Nobody does this consistently. Not because they are undisciplined. Because the moment you are actually thinking, in the shower, walking, in a meeting, driving, you do not have the bandwidth to also open an app and file something correctly. The cognitive load of capture kills the habit.

So the vault stays empty. Or it fills up with half-finished notes you never look at again. Same result either way.

The second failure is retrieval. Even when people do capture things, they build systems optimized for input with no thought given to output. You end up with a beautiful, well-organized archive of things you never look at. A graveyard with good folders.

A real second brain has two things. Near-zero capture friction. And retrieval that actually surfaces what you need.

WHAT I BUILT

The capture interface is WhatsApp. I got a free Google Voice number and connected it to WhatsApp. That number runs a bot. I text the bot. I send voice notes to the bot. That is it.
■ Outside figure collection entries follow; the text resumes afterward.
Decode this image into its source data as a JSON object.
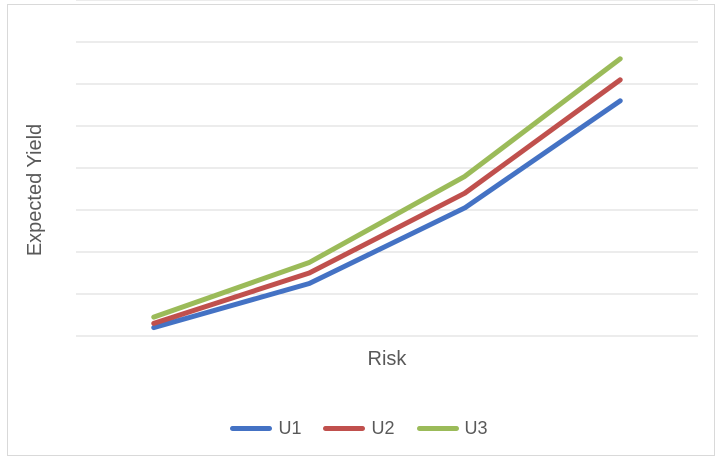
{
  "chart_data": {
    "type": "line",
    "title": "",
    "xlabel": "Risk",
    "ylabel": "Expected Yield",
    "x": [
      1,
      2,
      3,
      4
    ],
    "ylim": [
      0,
      8
    ],
    "grid": true,
    "legend": "bottom",
    "series": [
      {
        "name": "U1",
        "color": "#4472C4",
        "values": [
          0.2,
          1.25,
          3.05,
          5.6
        ]
      },
      {
        "name": "U2",
        "color": "#C0504D",
        "values": [
          0.3,
          1.5,
          3.4,
          6.1
        ]
      },
      {
        "name": "U3",
        "color": "#9BBB59",
        "values": [
          0.45,
          1.75,
          3.8,
          6.6
        ]
      }
    ]
  }
}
If WhatsApp is not your thing, the same setup works with Telegram and other platforms. The messaging app does not matter. What matters is that it is already on your phone and already open.

Voice notes go through Whisper, which runs on Groq. Transcription takes about one second. You talk, it writes, the thought is captured before you lose it. There is no difference between typing a message and speaking one. Both end up in the same place.
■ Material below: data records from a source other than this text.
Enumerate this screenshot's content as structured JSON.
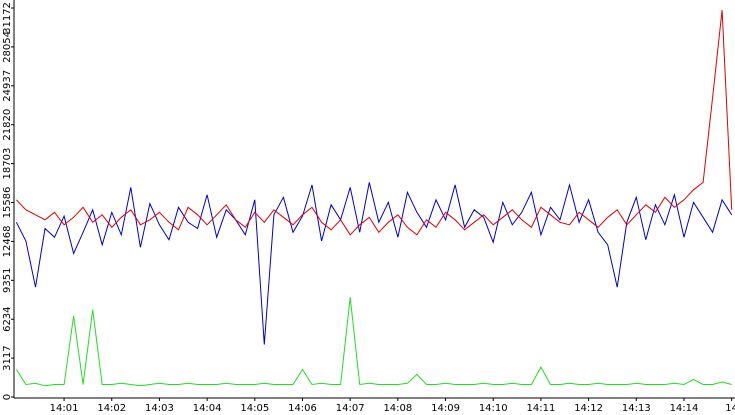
{
  "chart_data": {
    "type": "line",
    "x": [
      0,
      0.2,
      0.4,
      0.6,
      0.8,
      1,
      1.2,
      1.4,
      1.6,
      1.8,
      2,
      2.2,
      2.4,
      2.6,
      2.8,
      3,
      3.2,
      3.4,
      3.6,
      3.8,
      4,
      4.2,
      4.4,
      4.6,
      4.8,
      5,
      5.2,
      5.4,
      5.6,
      5.8,
      6,
      6.2,
      6.4,
      6.6,
      6.8,
      7,
      7.2,
      7.4,
      7.6,
      7.8,
      8,
      8.2,
      8.4,
      8.6,
      8.8,
      9,
      9.2,
      9.4,
      9.6,
      9.8,
      10,
      10.2,
      10.4,
      10.6,
      10.8,
      11,
      11.2,
      11.4,
      11.6,
      11.8,
      12,
      12.2,
      12.4,
      12.6,
      12.8,
      13,
      13.2,
      13.4,
      13.6,
      13.8,
      14,
      14.2,
      14.4,
      14.6,
      14.8,
      15
    ],
    "series": [
      {
        "color": "#0000cc",
        "values": [
          14000,
          12500,
          8800,
          13500,
          12800,
          14500,
          11500,
          13200,
          15000,
          12200,
          14800,
          13000,
          16800,
          12000,
          15500,
          13800,
          12600,
          15200,
          14000,
          13500,
          16200,
          12800,
          15000,
          14200,
          13000,
          15800,
          4200,
          14600,
          16000,
          13200,
          14500,
          17000,
          12500,
          15400,
          14200,
          16800,
          13200,
          17200,
          14000,
          15600,
          12800,
          16400,
          14800,
          13600,
          15800,
          14200,
          17000,
          13600,
          15000,
          14400,
          12400,
          15600,
          13800,
          14800,
          16400,
          13000,
          15200,
          14200,
          17000,
          14000,
          15800,
          13200,
          12200,
          8800,
          14000,
          16000,
          12600,
          15400,
          13800,
          16200,
          12800,
          15600,
          14400,
          13200,
          15800,
          14600
        ]
      },
      {
        "color": "#dd0000",
        "values": [
          15800,
          15000,
          14600,
          14200,
          14800,
          13800,
          14400,
          15200,
          14000,
          14600,
          13600,
          14400,
          15000,
          13800,
          14200,
          14800,
          14000,
          13400,
          15200,
          14600,
          13800,
          14600,
          15400,
          14200,
          13600,
          14800,
          14000,
          15000,
          14400,
          13800,
          14600,
          15200,
          14000,
          13400,
          14200,
          13000,
          13800,
          14400,
          13200,
          14000,
          14600,
          13600,
          13000,
          14200,
          13600,
          14800,
          14200,
          13400,
          14000,
          14600,
          13800,
          14400,
          15000,
          14200,
          13600,
          15200,
          14600,
          14000,
          13800,
          14800,
          14200,
          13600,
          14400,
          15000,
          13800,
          14600,
          15400,
          14800,
          16000,
          15200,
          15800,
          16600,
          17200,
          24000,
          31000,
          15000
        ]
      },
      {
        "color": "#22dd22",
        "values": [
          2200,
          1000,
          1100,
          900,
          1000,
          1000,
          6500,
          1000,
          7000,
          1000,
          1000,
          1100,
          1000,
          900,
          1000,
          1100,
          1000,
          1000,
          1100,
          1000,
          1000,
          1000,
          1100,
          1000,
          1000,
          1000,
          1100,
          1000,
          1000,
          1000,
          2200,
          1000,
          1100,
          1000,
          1000,
          8000,
          1000,
          1100,
          1000,
          1000,
          1000,
          1100,
          1800,
          1000,
          1000,
          1100,
          1000,
          1000,
          1000,
          1100,
          1000,
          1000,
          1100,
          1000,
          1000,
          2400,
          1000,
          1000,
          1100,
          1000,
          1000,
          1100,
          1000,
          1000,
          1000,
          1100,
          1000,
          1000,
          1000,
          1100,
          1000,
          1400,
          1000,
          1000,
          1200,
          1000
        ]
      }
    ],
    "xlim": [
      -0.05,
      15.07
    ],
    "xticks": [
      {
        "value": 1,
        "label": "14:01"
      },
      {
        "value": 2,
        "label": "14:02"
      },
      {
        "value": 3,
        "label": "14:03"
      },
      {
        "value": 4,
        "label": "14:04"
      },
      {
        "value": 5,
        "label": "14:05"
      },
      {
        "value": 6,
        "label": "14:06"
      },
      {
        "value": 7,
        "label": "14:07"
      },
      {
        "value": 8,
        "label": "14:08"
      },
      {
        "value": 9,
        "label": "14:09"
      },
      {
        "value": 10,
        "label": "14:10"
      },
      {
        "value": 11,
        "label": "14:11"
      },
      {
        "value": 12,
        "label": "14:12"
      },
      {
        "value": 13,
        "label": "14:13"
      },
      {
        "value": 14,
        "label": "14:14"
      },
      {
        "value": 15,
        "label": "14"
      }
    ],
    "ylim": [
      0,
      31172
    ],
    "yticks": [
      0,
      3117,
      6234,
      9351,
      12468,
      15586,
      18703,
      21820,
      24937,
      28054,
      31172
    ]
  }
}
The bot runs on a Mac Mini M4 sitting at home, on 24 hours a day. On it lives Hermes, an open-source agent framework. Hermes receives every message, decides what to do with it, picks the right AI model, and writes the result directly into Obsidian. In real time. The note exists the moment you send the message.

For everyday requests I use GLM. It is billed quarterly rather than per token, so the cost of hundreds of casual queries across a month is basically nothing. For research-heavy tasks, anything where I need to actually trust the output, I use Claude. I am a Claude loyalist. Hermes routes between them automatically. You just ask.

WHY OBSIDIAN

Most note apps live in the cloud. Someone else's server. Someone else's uptime. Someone else's decision about whether your data persists.

Obsidian is local. The notes live on your machine as plain text files. No subscription required to access your own thinking. No storage limit. No one can take it away from you.

The graph view shows every note as a node and every connection between notes as a line. After a few months of using the system, you open the graph and see your own thinking mapped out visually. You see clusters you did not know existed. You see that the thing you were researching last Tuesday connects directly to the problem you are trying to solve today. That is not something you would have found by searching. The graph shows it to you.

And because Hermes writes to Obsidian through a direct connection, there is no sync delay. No waiting for a cloud to update. The note is there immediately.

THE RESULT

You have a thought. You send a voice note. Ten seconds later it is in your vault, transcribed, processed, and connected to everything else you know about that topic.

A week later you ask about it. The system finds it and gives it back to you with context.

Six months later you open the graph and see that the idea you had in March connects to the research you did in August and together they are pointing at something you have not noticed yet.

That is what a second brain is supposed to do. Not store things. Think alongside you.

The hardware costs 10 watts of electricity. The software is open source. The whole setup took an afternoon. It has not needed attention since.

You send a message. You get an answer. Your vault gets smarter. That is the whole system.